The Department of Education has announced the age cut-off policy for incoming Kindergarten and Grade 1 students for school year 2018-2019.  Find out if your little one is qualified to step up!

  1. Children who are five years old by June 1 of every calendar year shall be accepted in Kindergarten by both public and private schools.
  2. Learners entering Kindergarten who will turn five years old by the end of August may be considered by schools provided that they are administered with the Philippine Early Childhood Development (ECD) checklist before the school year opens.
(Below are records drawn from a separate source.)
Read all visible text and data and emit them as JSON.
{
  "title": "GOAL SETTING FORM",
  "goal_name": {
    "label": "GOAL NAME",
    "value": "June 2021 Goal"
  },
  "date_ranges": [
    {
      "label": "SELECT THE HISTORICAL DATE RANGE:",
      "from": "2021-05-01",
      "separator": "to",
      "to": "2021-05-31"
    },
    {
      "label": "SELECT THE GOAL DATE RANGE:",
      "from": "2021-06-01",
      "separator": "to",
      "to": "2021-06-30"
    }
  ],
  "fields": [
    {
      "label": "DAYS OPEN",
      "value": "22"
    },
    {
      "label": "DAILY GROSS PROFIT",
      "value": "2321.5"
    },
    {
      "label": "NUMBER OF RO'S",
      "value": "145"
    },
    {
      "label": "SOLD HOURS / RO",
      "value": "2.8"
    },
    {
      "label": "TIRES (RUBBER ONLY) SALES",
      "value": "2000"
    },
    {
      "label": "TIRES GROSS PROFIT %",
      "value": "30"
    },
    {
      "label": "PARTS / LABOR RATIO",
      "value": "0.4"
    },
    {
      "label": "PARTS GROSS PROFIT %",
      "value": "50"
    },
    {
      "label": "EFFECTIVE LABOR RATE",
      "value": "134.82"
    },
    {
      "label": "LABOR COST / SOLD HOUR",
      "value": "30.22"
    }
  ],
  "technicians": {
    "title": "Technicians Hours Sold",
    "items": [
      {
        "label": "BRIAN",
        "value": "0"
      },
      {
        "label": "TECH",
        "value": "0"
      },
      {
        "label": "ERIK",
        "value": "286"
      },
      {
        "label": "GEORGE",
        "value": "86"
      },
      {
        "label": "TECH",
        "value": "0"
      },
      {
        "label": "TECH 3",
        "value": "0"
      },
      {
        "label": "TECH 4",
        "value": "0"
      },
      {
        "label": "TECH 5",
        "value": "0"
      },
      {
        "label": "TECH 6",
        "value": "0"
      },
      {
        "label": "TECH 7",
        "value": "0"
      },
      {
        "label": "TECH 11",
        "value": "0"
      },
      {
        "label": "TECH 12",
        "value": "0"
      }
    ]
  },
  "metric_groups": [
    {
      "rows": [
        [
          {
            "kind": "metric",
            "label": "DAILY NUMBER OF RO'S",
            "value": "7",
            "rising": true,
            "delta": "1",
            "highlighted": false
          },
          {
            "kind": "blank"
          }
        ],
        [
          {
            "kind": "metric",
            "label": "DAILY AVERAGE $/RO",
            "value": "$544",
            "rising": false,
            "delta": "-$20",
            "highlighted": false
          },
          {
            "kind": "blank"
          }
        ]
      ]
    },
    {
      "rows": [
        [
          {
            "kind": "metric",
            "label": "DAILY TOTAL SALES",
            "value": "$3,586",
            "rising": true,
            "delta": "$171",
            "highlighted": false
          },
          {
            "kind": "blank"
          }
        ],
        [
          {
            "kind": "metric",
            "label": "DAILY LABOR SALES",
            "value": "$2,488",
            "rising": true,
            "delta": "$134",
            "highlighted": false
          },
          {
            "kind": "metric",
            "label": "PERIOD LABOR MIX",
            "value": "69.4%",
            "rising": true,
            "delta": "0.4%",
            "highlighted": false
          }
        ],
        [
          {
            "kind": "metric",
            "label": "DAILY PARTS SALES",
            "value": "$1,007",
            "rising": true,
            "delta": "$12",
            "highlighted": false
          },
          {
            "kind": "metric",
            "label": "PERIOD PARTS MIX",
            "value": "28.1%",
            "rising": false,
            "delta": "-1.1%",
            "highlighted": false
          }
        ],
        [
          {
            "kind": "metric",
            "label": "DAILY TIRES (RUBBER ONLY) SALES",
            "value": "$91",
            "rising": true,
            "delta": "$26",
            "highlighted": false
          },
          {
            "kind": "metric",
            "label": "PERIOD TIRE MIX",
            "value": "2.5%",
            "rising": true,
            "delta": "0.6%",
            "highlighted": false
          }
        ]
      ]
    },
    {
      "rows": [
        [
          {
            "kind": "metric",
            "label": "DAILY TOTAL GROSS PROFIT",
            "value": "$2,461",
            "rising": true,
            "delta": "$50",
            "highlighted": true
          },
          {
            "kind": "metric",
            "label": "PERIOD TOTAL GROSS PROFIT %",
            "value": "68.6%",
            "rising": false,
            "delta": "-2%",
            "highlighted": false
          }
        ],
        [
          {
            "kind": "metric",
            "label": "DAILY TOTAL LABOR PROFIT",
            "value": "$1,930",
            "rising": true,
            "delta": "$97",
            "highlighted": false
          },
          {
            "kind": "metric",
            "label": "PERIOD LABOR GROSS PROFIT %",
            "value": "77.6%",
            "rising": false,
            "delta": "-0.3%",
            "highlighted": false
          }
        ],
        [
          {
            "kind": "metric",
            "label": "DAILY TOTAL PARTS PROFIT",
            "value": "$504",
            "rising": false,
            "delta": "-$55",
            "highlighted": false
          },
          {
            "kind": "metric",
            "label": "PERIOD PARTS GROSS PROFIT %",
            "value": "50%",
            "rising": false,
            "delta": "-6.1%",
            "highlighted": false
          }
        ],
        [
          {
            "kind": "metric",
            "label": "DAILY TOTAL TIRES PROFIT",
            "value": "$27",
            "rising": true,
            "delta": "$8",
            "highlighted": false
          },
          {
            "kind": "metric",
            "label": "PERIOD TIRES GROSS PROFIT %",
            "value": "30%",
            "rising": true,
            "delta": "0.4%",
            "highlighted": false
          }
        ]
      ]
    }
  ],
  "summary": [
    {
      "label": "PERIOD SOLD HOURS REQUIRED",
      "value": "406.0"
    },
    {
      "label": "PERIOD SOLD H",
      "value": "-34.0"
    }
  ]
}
  3. Recognizing the difference in school year opening among schools, Kindergarten learners should be five years old by July 1, with an extension period until September 30, if their schools open the school year in July; and by August 1, with an extension period until October 31, if their schools open the school year in August.
  4. Learners who completed Kindergarten in SY 2017-2018 shall be allowed to enroll in Grade 1, given that they turned five years old within SY 2017-2018.
  5. Learners who will turn five years old within SY 2018-2019 shall be accepted in Kindergarten granted that they pass the Philippine ECD checklist.
  6. Incoming Kindergarten for SY 2019-2020 must strictly comply with the cut-off age policy.

The above provisions were announced by DepEd, following the issuance of the “Amendment to DepEd Order No. 47, S. 2016” otherwise known as the “Omnibus Policy on Kindergarten Education.  These policies are applicable to both public and private schools and providing for transitory provisions to accommodate Kindergarten and Grade One enrollees for SY 2018-2019 and SY 2019-2020.